Я слушаю о том, как две девочки отправились в теплицу, понимая: ради меня малышка сделала бы то же самое. Как можно не принять фактически ставшую ей сестрой потерянную девочку, у которой рухнул весь мир. Она еще сама этого не знает, но ее мира больше нет, и только Илая сможет удержать от гибели. Нам известны такие случаи…
– Ты иди к ним, я зачту тебе смену, – вздыхает Вилк. – Посиди с детьми пару дней, брикеты я выдам.
– Спасибо! – благодарю я показывающего себя настоящим иллианином старшего. – От души просто!
– Иди, – показывает он улыбку, а в глазах тоска.
По старым верованиям, мы все здесь дети. И Илая, и я, да и Вилк тоже, но выбора у нас все равно нет, поэтому нужно быть взрослым. Для того, чтобы малышки жили, нужно. Поэтому я тщательно укутываюсь, смотря за тем, чтобы не было щелей в одежде, а начальник протягивает мне пакет, в котором целых три брикета. Я понимаю – это из неприкосновенного запаса. Кроме того, брикеты умершей девочки еще на три дня – для Ефии. Так принято, чтобы можно было помянуть и хотя бы заесть горе.
Я иду по заснеженной улице, неся страшную весть. Будто Смерть идет рядом со мной – гадкая, зубастая, непохожая на нас, она сожрала сегодня очень хорошую девочку, у которой осталась совсем малышка еще. Чистая, искренняя, самоотверженная… Как она перенесет то, что я скажу ей?

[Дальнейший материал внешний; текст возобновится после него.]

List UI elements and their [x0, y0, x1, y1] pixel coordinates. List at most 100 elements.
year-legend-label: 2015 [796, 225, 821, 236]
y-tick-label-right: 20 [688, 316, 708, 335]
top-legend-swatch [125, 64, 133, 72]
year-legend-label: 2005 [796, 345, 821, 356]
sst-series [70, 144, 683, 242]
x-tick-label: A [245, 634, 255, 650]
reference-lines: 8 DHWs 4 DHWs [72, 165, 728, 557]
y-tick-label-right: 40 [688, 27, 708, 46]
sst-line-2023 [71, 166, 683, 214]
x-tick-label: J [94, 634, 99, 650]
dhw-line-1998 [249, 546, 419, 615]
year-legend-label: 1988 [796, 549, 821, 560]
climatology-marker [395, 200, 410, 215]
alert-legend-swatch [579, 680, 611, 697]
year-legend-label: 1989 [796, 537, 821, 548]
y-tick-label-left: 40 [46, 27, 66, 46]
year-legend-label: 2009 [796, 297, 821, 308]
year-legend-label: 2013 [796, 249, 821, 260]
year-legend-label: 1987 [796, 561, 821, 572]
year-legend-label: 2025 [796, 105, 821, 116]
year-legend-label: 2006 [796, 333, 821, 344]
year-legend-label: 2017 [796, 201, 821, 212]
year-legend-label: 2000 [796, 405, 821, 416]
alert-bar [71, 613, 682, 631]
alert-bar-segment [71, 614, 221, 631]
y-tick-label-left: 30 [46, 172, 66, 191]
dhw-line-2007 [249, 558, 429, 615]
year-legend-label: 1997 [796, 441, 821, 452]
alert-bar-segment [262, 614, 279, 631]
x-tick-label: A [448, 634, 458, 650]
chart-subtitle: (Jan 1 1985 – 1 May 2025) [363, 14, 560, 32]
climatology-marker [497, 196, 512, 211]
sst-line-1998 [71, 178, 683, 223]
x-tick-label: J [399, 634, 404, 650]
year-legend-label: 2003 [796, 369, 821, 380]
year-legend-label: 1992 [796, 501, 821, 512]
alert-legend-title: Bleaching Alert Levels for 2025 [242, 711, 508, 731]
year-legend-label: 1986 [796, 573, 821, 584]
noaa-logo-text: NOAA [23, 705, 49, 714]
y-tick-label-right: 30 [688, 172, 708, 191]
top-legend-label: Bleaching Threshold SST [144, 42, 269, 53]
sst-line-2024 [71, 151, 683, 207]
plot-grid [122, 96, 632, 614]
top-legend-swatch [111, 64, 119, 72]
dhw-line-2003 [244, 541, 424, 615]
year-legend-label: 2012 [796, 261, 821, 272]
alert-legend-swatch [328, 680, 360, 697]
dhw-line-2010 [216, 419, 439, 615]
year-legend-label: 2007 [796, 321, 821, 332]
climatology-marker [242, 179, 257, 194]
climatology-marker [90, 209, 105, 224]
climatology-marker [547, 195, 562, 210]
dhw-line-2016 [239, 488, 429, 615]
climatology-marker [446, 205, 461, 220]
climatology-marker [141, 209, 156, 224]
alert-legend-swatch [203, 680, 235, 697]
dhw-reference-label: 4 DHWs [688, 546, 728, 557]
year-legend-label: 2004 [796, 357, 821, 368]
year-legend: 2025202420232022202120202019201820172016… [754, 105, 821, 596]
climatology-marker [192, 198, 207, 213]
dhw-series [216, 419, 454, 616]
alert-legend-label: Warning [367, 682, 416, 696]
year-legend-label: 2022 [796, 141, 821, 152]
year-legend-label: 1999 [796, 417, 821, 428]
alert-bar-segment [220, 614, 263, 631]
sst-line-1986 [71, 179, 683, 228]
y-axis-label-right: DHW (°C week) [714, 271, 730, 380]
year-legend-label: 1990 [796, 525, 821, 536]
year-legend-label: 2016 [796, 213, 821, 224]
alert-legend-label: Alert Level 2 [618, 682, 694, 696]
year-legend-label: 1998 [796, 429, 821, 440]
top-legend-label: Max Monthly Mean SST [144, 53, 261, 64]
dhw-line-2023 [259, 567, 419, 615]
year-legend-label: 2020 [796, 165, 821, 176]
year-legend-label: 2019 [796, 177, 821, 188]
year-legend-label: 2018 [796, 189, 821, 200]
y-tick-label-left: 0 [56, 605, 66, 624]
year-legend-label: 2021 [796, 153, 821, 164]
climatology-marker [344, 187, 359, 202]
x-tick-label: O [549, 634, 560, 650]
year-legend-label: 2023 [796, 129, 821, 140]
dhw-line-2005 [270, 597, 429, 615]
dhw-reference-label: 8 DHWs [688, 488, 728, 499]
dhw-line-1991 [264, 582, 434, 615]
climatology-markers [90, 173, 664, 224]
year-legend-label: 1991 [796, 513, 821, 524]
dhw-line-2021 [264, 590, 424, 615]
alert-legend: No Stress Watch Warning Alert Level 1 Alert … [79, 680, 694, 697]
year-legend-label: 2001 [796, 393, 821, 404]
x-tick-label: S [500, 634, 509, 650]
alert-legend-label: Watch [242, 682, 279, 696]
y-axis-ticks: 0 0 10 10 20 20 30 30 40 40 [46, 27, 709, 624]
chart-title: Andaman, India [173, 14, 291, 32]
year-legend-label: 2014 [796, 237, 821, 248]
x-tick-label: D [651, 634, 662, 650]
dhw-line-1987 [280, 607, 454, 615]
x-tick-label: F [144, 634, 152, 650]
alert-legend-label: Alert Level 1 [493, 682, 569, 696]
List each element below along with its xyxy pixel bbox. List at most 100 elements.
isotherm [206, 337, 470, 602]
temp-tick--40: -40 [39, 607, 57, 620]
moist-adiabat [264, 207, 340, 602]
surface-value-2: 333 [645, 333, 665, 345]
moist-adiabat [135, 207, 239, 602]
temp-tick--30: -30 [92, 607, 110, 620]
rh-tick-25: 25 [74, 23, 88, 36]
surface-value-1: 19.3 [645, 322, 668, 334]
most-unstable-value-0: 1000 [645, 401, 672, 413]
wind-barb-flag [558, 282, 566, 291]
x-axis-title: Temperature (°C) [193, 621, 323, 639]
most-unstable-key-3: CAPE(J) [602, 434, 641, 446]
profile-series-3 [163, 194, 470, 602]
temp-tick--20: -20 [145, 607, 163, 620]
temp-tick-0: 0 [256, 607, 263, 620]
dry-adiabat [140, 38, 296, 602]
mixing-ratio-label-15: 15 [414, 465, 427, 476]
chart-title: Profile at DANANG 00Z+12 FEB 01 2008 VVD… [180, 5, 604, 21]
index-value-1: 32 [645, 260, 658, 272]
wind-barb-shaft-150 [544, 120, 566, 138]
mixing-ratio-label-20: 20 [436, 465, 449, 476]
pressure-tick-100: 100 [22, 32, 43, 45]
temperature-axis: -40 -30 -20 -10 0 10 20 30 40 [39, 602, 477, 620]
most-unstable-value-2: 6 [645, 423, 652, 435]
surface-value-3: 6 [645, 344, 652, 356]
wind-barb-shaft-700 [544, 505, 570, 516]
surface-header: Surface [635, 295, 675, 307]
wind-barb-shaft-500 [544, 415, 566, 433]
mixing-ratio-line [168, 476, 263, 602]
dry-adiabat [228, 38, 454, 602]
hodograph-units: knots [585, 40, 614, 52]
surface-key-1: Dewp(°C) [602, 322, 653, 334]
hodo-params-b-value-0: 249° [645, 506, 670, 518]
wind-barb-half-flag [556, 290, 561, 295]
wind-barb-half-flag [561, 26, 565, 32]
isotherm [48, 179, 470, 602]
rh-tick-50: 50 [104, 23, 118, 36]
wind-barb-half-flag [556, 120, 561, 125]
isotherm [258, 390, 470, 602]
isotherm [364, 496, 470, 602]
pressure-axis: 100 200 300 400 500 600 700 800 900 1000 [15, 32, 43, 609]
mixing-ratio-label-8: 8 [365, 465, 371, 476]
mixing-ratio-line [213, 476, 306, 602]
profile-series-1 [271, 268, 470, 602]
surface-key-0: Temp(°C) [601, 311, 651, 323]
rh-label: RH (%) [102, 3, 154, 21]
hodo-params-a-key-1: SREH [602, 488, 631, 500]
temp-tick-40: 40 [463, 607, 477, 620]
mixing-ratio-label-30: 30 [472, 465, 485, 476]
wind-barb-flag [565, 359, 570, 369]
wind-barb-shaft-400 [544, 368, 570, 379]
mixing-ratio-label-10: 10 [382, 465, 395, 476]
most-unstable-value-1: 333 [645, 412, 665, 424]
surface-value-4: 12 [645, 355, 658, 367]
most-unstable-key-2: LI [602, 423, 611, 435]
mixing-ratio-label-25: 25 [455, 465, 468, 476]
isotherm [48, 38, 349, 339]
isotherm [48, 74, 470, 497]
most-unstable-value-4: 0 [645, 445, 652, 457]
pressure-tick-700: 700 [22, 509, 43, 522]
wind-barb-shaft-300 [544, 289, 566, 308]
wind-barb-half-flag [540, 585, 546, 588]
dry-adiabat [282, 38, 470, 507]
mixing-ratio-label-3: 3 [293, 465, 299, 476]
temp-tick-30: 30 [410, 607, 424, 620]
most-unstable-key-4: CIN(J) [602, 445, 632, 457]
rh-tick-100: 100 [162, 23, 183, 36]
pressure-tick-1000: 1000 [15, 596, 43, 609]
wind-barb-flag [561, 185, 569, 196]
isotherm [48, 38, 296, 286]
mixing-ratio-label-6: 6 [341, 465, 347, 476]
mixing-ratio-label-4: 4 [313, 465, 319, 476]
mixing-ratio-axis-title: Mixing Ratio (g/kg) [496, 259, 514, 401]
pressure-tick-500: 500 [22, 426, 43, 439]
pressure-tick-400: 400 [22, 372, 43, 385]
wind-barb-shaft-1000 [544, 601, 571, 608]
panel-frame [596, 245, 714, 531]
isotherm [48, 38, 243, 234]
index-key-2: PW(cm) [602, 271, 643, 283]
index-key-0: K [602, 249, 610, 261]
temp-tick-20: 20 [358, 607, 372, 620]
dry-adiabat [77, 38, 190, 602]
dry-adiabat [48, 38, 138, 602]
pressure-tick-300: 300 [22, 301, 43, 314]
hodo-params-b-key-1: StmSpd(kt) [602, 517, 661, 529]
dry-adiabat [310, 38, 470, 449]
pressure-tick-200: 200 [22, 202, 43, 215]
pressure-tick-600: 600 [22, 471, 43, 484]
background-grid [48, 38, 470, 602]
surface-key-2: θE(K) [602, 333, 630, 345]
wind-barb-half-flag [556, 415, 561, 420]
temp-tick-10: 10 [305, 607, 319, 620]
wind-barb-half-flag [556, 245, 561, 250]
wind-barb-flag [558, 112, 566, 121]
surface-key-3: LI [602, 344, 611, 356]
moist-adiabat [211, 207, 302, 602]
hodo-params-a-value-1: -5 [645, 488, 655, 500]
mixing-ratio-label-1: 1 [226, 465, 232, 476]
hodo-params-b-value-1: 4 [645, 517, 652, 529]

Вот и теплица. Меня встречает сотрудник охраны. Он, конечно же, все отлично понимает, поэтому просто молча протягивает мне заработанный детьми брикет. Я делаю шаг к двери рабочего помещения прямо таким – весь во льду, в одежде для передвижения по улице, и тут вижу умоляющие глаза Илаи. Она будто молит меня – не говорить, и я чувствую: действительно, лучше дома.
– Пойдемте домой, дети, – негромко произношу я. – Ваша смена закончилась.
Полные надежды глаза Ефии как-то мгновенно гаснут – она все поняла. Все осознает малышка, которой даже попрощаться не разрешили, ибо ее мама уже стала топливом реактора. Жестоко это на самом деле, но правила не я придумал, поэтому надо просто собрать моих хороших и увести домой, пока метель не началась. Потом будет сложнее.
– Папа… ой, – не удерживает себя в конечностях Илая, но фразу продолжает, у нее сейчас другие приоритеты. – А что будет с Ефией?
– Будут у меня две доченьки, – как могу ласково отвечаю я ей.
Мы все называем старших мамами и папами, потому что ребенку до воя, до скрежета, до шипения необходимо кого-то так назвать, а тоски и смерти у нас хватает и так. И вот моя малышка раскрывает пошире обычно прижмуренный центральный глаз, с огромным удивлением, но и благодарностью глядя на меня. А я просто прижимаю ее к себе, все отлично понимая. И Ефию затем, уже одевшуюся и замершую от этого жеста. Я бы обеих понес, но сил просто не хватит.